This is a working Natural Language Processing (NLP) system that determines whether a restaurant review is positive or negative, using binary logistic regression.
1 i will never forget this single breakfast experience in mad...
0 the search for decent chinese takeout in madison continues ...
0 sorry but me julio fell way below the standard even for med...
1 so this is the kind of food that will kill you so there s t...
feature.py takes in the raw input data and produces a real-valued vector for each training, validation, and test example.
glove_embeddings.txt contains the GloVe embeddings of 6792 words, used for feature engineering.
lr.py takes in the real-valued vectors and trains a logistic regression model using stochastic gradient descent to predict whether each example is a positive or negative review.

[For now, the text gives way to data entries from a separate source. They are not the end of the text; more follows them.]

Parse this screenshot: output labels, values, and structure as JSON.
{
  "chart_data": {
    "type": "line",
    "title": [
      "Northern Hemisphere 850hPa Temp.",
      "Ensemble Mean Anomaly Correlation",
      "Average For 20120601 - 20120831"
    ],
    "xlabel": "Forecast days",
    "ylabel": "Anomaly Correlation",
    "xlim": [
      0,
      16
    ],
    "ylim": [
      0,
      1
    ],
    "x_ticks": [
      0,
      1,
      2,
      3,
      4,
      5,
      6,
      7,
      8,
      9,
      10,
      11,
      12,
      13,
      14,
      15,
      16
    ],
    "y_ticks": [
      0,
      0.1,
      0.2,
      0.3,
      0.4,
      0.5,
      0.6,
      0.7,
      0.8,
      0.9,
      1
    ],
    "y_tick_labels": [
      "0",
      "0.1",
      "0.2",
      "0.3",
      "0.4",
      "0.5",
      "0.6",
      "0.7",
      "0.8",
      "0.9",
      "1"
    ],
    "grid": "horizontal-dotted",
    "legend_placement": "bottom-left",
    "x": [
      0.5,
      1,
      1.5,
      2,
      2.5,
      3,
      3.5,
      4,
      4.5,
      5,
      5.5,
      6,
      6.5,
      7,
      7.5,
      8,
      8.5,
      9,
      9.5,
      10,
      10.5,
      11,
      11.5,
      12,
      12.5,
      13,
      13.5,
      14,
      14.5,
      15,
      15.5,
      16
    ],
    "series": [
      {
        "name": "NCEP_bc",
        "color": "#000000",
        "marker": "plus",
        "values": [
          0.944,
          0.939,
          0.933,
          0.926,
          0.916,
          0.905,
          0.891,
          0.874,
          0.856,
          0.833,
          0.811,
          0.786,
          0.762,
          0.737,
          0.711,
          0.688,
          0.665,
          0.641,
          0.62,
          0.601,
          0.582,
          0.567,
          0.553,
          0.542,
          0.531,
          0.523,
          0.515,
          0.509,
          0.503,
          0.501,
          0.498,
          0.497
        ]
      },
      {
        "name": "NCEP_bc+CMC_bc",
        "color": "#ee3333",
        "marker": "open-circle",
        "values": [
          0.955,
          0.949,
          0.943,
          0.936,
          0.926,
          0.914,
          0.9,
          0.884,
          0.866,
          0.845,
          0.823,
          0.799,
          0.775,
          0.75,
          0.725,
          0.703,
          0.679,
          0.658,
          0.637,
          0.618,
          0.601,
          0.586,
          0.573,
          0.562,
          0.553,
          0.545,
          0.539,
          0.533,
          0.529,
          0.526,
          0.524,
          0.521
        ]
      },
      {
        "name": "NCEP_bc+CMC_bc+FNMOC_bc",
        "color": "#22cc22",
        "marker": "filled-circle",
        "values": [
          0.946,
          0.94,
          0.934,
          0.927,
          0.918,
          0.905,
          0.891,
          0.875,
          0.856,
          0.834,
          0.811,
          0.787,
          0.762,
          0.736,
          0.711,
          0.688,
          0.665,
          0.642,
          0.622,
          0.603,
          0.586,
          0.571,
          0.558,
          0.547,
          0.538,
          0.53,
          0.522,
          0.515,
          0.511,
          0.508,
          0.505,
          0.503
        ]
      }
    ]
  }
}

nll.py plots the average negative log-likelihood for the training and validation data sets after each of 1,000 epochs. The y-axis shows the negative log-likelihood and the x-axis shows the number of epochs. It demonstrates the effect of overfitting, in which as the number of epochs increase, the model is learning details from the training data that don’t generalize well to the validation data.
python feature.py \
largedata/train_large.tsv \
largedata/val_large.tsv \
largedata/test_large.tsv \
glove_embeddings.txt \
test_output/formatted_train_large.tsv \
test_output/formatted_val_large.tsv \
test_output/formatted_test_large.tsv
python lr.py \
test_output/formatted_train_large.tsv \
test_output/formatted_val_large.tsv \
test_output/formatted_test_large.tsv \
test_output/formatted_train_labels.txt \
test_output/formatted_test_labels.txt \
test_output/formatted_metrics.txt \
500 \
0.1
python nll.py \
test_output/formatted_train_large.tsv \
test_output/formatted_val_large.tsv \
test_output/formatted_test_large.tsv \
test_output/formatted_train_labels.txt \
test_output/formatted_test_labels.txt \
test_output/formatted_metrics.txt \
1000 \
0.1